As of the census of 2000, there were 4,888 people, 2,004 households, and 1,468 families residing in the CDP. The population density was 1,253.1 PD/sqmi. There were 2,191 housing units at an average density of 561.7 /sqmi. The racial makeup of the CDP was 98.20% White, 0.47% African American, 0.08% Native American, 0.37% Asian, 0.04% from other races, and 0.84% from two or more races. Hispanic or Latino of any race were 0.49% of the population.

There were 2,004 households, out of which 26.6% had children under the age of 18 living with them, 58.0% were married couples living together, 11.3% had a female householder with no husband present, and 26.7% were non-families. 23.9% of all households were made up of individuals, and 10.5% had someone living alone who was 65 years of age or older. The average household size was 2.43 and the average family size was 2.84.
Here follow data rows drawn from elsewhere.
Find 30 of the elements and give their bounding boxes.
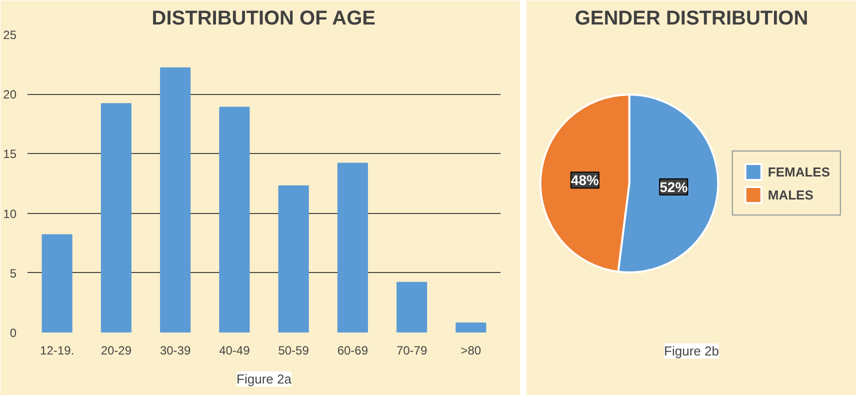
bar bbox=[219, 106, 250, 332]
bar bbox=[396, 282, 428, 332]
x-tick-label: 30-39 bbox=[160, 344, 191, 358]
chart-title: GENDER DISTRIBUTION bbox=[574, 8, 808, 30]
x-tick-label: 70-79 bbox=[396, 344, 428, 358]
caption: Figure 2a bbox=[236, 372, 292, 386]
x-tick-label: 40-49 bbox=[219, 344, 250, 358]
bar bbox=[160, 67, 191, 332]
y-tick-label: 20 bbox=[3, 88, 17, 102]
caption: Figure 2b bbox=[664, 344, 719, 358]
data-label: 52% bbox=[660, 178, 688, 195]
bar bbox=[42, 234, 72, 332]
bar bbox=[278, 185, 309, 332]
x-tick-label: >80 bbox=[460, 344, 482, 358]
x-tick-label: 50-59 bbox=[278, 344, 310, 358]
x-tick-label: 20-29 bbox=[100, 344, 132, 358]
bar bbox=[456, 322, 486, 332]
y-tick-label: 10 bbox=[3, 206, 17, 221]
legend-label: FEMALES bbox=[768, 164, 830, 179]
y-tick-label: 5 bbox=[10, 266, 17, 280]
data-label: 48% bbox=[570, 172, 600, 188]
legend-label: MALES bbox=[768, 187, 814, 202]
y-tick-label: 15 bbox=[3, 147, 17, 162]
chart-title: DISTRIBUTION OF AGE bbox=[152, 8, 376, 30]
x-tick-label: 60-69 bbox=[337, 344, 368, 358]
y-tick-label: 0 bbox=[10, 326, 17, 340]
bar bbox=[100, 103, 132, 332]
x-tick-label: 12-19. bbox=[40, 344, 74, 358]
y-tick-label: 25 bbox=[3, 28, 17, 42]
bar bbox=[337, 162, 368, 332]
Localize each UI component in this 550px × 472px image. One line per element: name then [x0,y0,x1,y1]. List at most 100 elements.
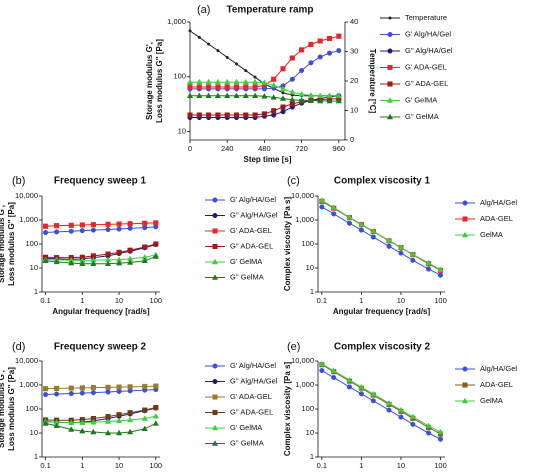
marker [358,221,365,227]
marker [261,92,268,99]
marker [141,425,148,432]
marker [233,78,240,85]
series-line [321,363,441,433]
marker [326,35,333,42]
marker [243,112,249,118]
marker [187,84,193,90]
x-tick-label: 480 [258,144,271,153]
marker [385,237,393,243]
marker [335,97,342,104]
marker [299,47,305,53]
x-tick-label: 960 [333,144,346,153]
marker [317,38,323,44]
marker [127,221,133,227]
legend-label: G' GelMA [230,257,262,266]
legend-label: G' ADA-GEL [405,62,447,71]
series-line [45,385,156,390]
marker [68,259,75,266]
marker [115,417,123,424]
marker [214,78,222,85]
marker [270,94,277,100]
marker [398,414,404,420]
marker [188,29,192,33]
marker [398,250,404,256]
y-axis-label: Storage modulus G', [0,370,6,448]
marker [142,244,148,250]
x-tick-label: 1 [80,296,84,305]
marker [252,112,258,118]
marker [330,367,337,374]
marker [79,390,85,396]
marker [152,253,159,259]
marker [215,112,221,118]
y-axis-label: Loss modulus G'' [Pa] [155,39,164,123]
series-line [45,222,156,227]
marker [397,244,405,250]
marker [54,229,60,235]
marker [211,274,219,280]
legend-label: G'' ADA-GEL [405,79,448,88]
marker [346,384,353,390]
marker [330,204,337,210]
y2-tick-label: 30 [350,46,358,55]
marker [386,113,394,120]
marker [211,258,219,265]
marker [289,55,295,61]
marker [346,213,353,220]
marker [79,222,85,228]
marker [105,384,111,390]
marker [153,220,159,226]
marker [214,92,222,98]
legend-label: GelMA [480,230,503,239]
marker [331,374,337,381]
legend-label: G' Alg/HA/Gel [230,361,276,370]
marker [461,397,469,404]
marker [116,412,122,418]
marker [318,197,325,203]
legend-label: G'' GelMA [230,438,264,447]
marker [234,62,239,66]
marker [54,223,60,229]
marker [437,436,444,442]
marker [298,90,305,97]
marker [68,419,75,425]
marker [387,48,393,54]
marker [279,85,287,92]
y-tick-label: 100 [301,404,314,413]
marker [79,228,85,234]
marker [216,49,220,53]
marker [115,259,123,266]
x-tick-label: 1 [359,461,363,470]
chart-title: Frequency sweep 2 [54,342,147,353]
series-line [45,407,156,421]
marker [79,260,86,267]
marker [410,257,416,263]
series-line [45,243,156,259]
legend-label: G' GelMA [230,423,262,432]
marker [426,266,432,272]
marker [212,409,218,416]
marker [104,260,112,267]
y-tick-label: 10 [178,127,186,136]
marker [336,33,342,39]
series-line [45,226,156,234]
y2-tick-label: 0 [350,135,354,144]
marker [317,97,324,104]
marker [386,407,392,413]
y-axis-label: Loss modulus G'' [Pa] [7,202,16,286]
marker [127,225,133,231]
marker [152,412,159,419]
marker [186,78,194,85]
marker [409,413,416,420]
marker [127,384,133,390]
marker [116,384,122,390]
marker [386,97,394,103]
marker [397,406,405,413]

In the CDP the population was spread out, with 20.9% under the age of 18, 9.0% from 18 to 24, 26.1% from 25 to 44, 27.0% from 45 to 64, and 16.9% who were 65 years of age or older. The median age was 41 years. For every 100 females, there were 95.1 males. For every 100 females age 18 and over, there were 90.8 males.

The median income for a household in the CDP was $29,394, and the median income for a family was $36,094. Males had a median income of $30,196 versus $19,938 for females. The per capita income for the CDP was $18,455. About 9.1% of families and 14.2% of the population were below the poverty line, including 20.0% of those under age 18 and 7.6% of those age 65 or over.

Historical population
| Census | Pop. | Note | %± |
| 2000 | 4,888 |  | — |
| 2010 | 4,746 |  | −2.9% |
| 2020 | 4,387 |  | −7.6% |
U.S. Decennial Census

== Education ==
Westwood has its own school district, the Fairview Independent School District.